Portrait : Francisco Van der Hoff

Francisco Van der Hoff a consacré sa vie à défendre les opprimés contre les injustices sociales.

 

Natif des Pays-Bas, il passe son enfance dans la ferme familiale, où sa mère élève 17 enfants ! Une véritable tribu dont chaque membre participe aux travaux agricoles. C’est sans doute de cette enfance communautaire et paysanne qu’il tiendra sa vocation. Après de brillantes études de sciences politiques et de théologie, il travaille au Chili comme prêtre-ouvrier.

L’arrivée au pouvoir de Pinochet l’oblige à rejoindre Mexico où il s’investit très activement dans les mouvements sociaux. Lourdement menacé, il est contraint de fuir la ville et gagne l’isthme de Tehuantépec. Embauché comme caféiculteur, il apprend ce nouveau métier ainsi que la langue zapotèque, et se fait adopter par la communauté paysanne, jusqu’à devenir lui-même producteur de café.

La suite, nous la connaissons, c’est la grande aventure du commerce équitable. Aujourd’hui, le Padre Van der Hoff habite le petit village zapotèque de BarrancaColorada, dans une vieille bâtisse où les livres abondent. Il cultive toujours du café, dit régulièrement la messe et continue à s’impliquer dans le développement de l’UCIRI. Il est âgé de 72 ans.

 

 

Droit de réponse : la dimension humaine du commerce équitable se fonde sur l’adhésion de tous les membres d’une communauté à une même stratégie. Cela implique de devoir trouver sans cesse des accords entre producteurs, négociants et organismes de contrôle. Est-ce viable face à la concurrence d’un marché à la réactivité quasi immédiate ?

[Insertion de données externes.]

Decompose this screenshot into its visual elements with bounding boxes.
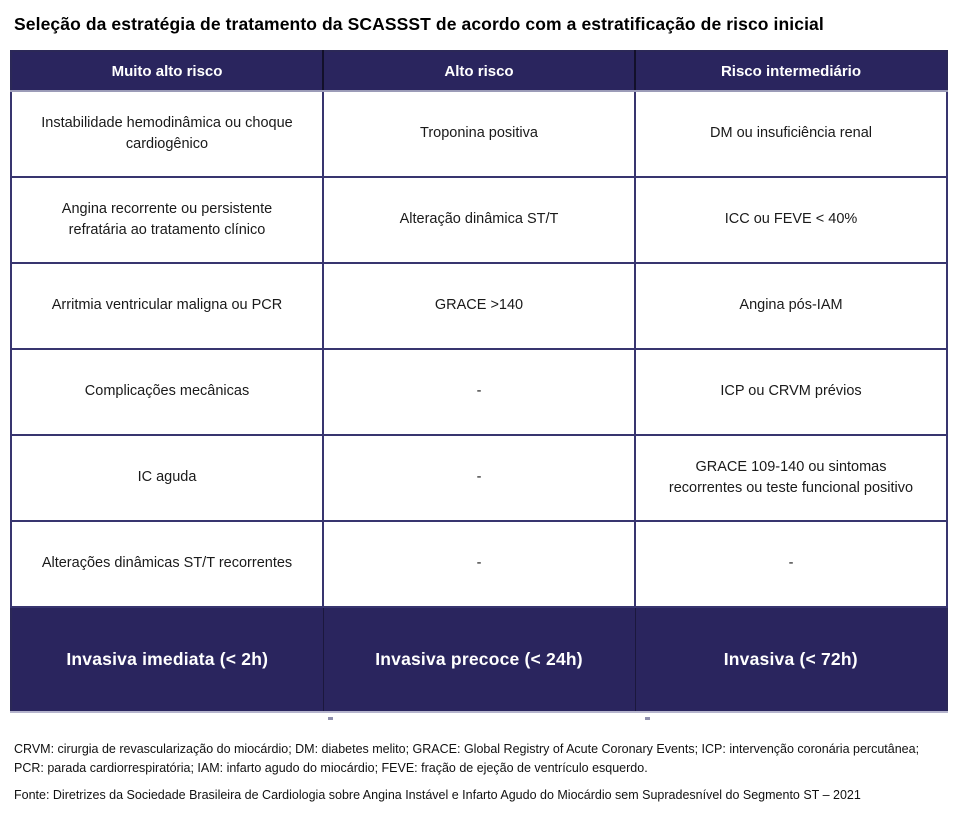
strategy-invasiva-imediata: Invasiva imediata (< 2h) [11, 606, 323, 713]
table-cell: Angina recorrente ou persistente refratá… [10, 176, 324, 264]
table-body: Instabilidade hemodinâmica ou choque car… [10, 90, 948, 608]
table-cell: - [322, 434, 636, 522]
table-cell: Angina pós-IAM [634, 262, 948, 350]
table-cell: - [322, 348, 636, 436]
table-row: IC aguda - GRACE 109-140 ou sintomas rec… [10, 434, 948, 522]
strategy-band: Invasiva imediata (< 2h) Invasiva precoc… [11, 606, 947, 713]
table-cell: IC aguda [10, 434, 324, 522]
column-header-muito-alto-risco: Muito alto risco [11, 51, 323, 92]
table-cell: - [634, 520, 948, 608]
table-cell: Arritmia ventricular maligna ou PCR [10, 262, 324, 350]
column-separator-artifact [645, 717, 650, 720]
strategy-invasiva: Invasiva (< 72h) [634, 606, 947, 713]
table-cell: GRACE 109-140 ou sintomas recorrentes ou… [634, 434, 948, 522]
source-note: Fonte: Diretrizes da Sociedade Brasileir… [14, 787, 861, 802]
risk-stratification-table: Muito alto risco Alto risco Risco interm… [10, 50, 948, 713]
table-row: Angina recorrente ou persistente refratá… [10, 176, 948, 264]
table-cell: ICP ou CRVM prévios [634, 348, 948, 436]
table-row: Instabilidade hemodinâmica ou choque car… [10, 90, 948, 178]
table-cell: Instabilidade hemodinâmica ou choque car… [10, 90, 324, 178]
table-row: Alterações dinâmicas ST/T recorrentes - … [10, 520, 948, 608]
table-cell: Alteração dinâmica ST/T [322, 176, 636, 264]
column-separator-artifact [328, 717, 333, 720]
table-cell: ICC ou FEVE < 40% [634, 176, 948, 264]
figure-title: Seleção da estratégia de tratamento da S… [14, 14, 824, 34]
column-header-alto-risco: Alto risco [322, 51, 635, 92]
strategy-invasiva-precoce: Invasiva precoce (< 24h) [322, 606, 635, 713]
table-row: Complicações mecânicas - ICP ou CRVM pré… [10, 348, 948, 436]
footnotes: CRVM: cirurgia de revascularização do mi… [14, 740, 948, 804]
table-cell: Troponina positiva [322, 90, 636, 178]
table-cell: DM ou insuficiência renal [634, 90, 948, 178]
abbreviations-note: CRVM: cirurgia de revascularização do mi… [14, 742, 920, 775]
table-cell: GRACE >140 [322, 262, 636, 350]
table-header-row: Muito alto risco Alto risco Risco interm… [11, 51, 947, 92]
table-row: Arritmia ventricular maligna ou PCR GRAC… [10, 262, 948, 350]
table-cell: Alterações dinâmicas ST/T recorrentes [10, 520, 324, 608]
table-cell: - [322, 520, 636, 608]
table-header: Muito alto risco Alto risco Risco interm… [11, 51, 947, 92]
column-header-risco-intermediario: Risco intermediário [634, 51, 947, 92]
table-cell: Complicações mecânicas [10, 348, 324, 436]
strategy-row: Invasiva imediata (< 2h) Invasiva precoc… [11, 606, 947, 713]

En effet, des communautés telles que l’UCIRI obéissent à la loi du « consensus », source d’une grande complexité et parfois d’une extrême lenteur dans les mouvements. Chaque décision doit être prise à l’unanimité. Parallèlement, les coyotes sévissent toujours, surtout lorsque les cours du café remontent : ils peuvent alors offrir un prix concurrentiel, certes plus bas que celui de l’UCIRI, mais payé cash. Ils jouissent d’une réactivité immédiate pour ajuster leurs prix, un coup de téléphone portable leur suffit, alors que la coopérative doit entamer de multiples procédures pour mettre tout le monde d’accord. C’est pourquoi 40 % des producteurs de l’isthme travaillent encore avec les coyotes ! Mais il faut aussi savoir que, si les décisions sont longues à prendre à l’UCIRI, elles aboutissent à l’accord de 2500 familles sur des objectifs et une stratégie. Celles-ci représentent alors un hyper contrepouvoir commercial et politique.

 

Humanité bien ordonnée…

Une marque peut-elle se découvrir une vocation, au même titre qu’un être humain ? Poser cette question, c’est oublier qu’une entreprise n’est rien d’autre qu’une collectivité d’hommes et de femmes réunis autour d’un projet commun. Regroupé derrière son capitaine Jean-Pierre Blanc, le personnel de Malongo forme un équipage où chacun donne le meilleur de soi pour maintenir le navire Malongo dans son cap, sur la mer houleuse du marché international. Avant de s’enorgueillir d’avoir privilégié la dimension humaine dans ses partenariats avec les producteurs, Malongo s’attache au respect de la personne humaine à l’intérieur même de son entreprise. Le bien-être des salariés est une valeur essentielle de l’éthique maison.

 

Le Manifeste des pauvres

Après plus de 20 années d’échanges passionnés, Jean-Pierre Blanc encourage Francisco Van der Hoff à se lancer dans la rédaction d’un message d’espoir à l’adresse des consommateurs et des nouvelles générations. C’est au terme de plusieurs journées passées ensemble dans un lieu confidentiel du Mexique, avec l’aide du journaliste Aymeric Mantoux et l’appui de l’éditeur E. Bonnier, que naît le « Manifeste des pauvres », une réflexion, une protestation et un ensemble de propositions qui synthétisent la pensée du « père du commerce équitable ». Un livre dressé contre l’obscurantisme des marchés et le charity business, qui pose les bases d’une alternative au néolibéralisme, pour l’émergence d’une « économie sociale solidaire ». Une lecture fondamentale pour tous ceux qui veulent connaître et comprendre le commerce équitable.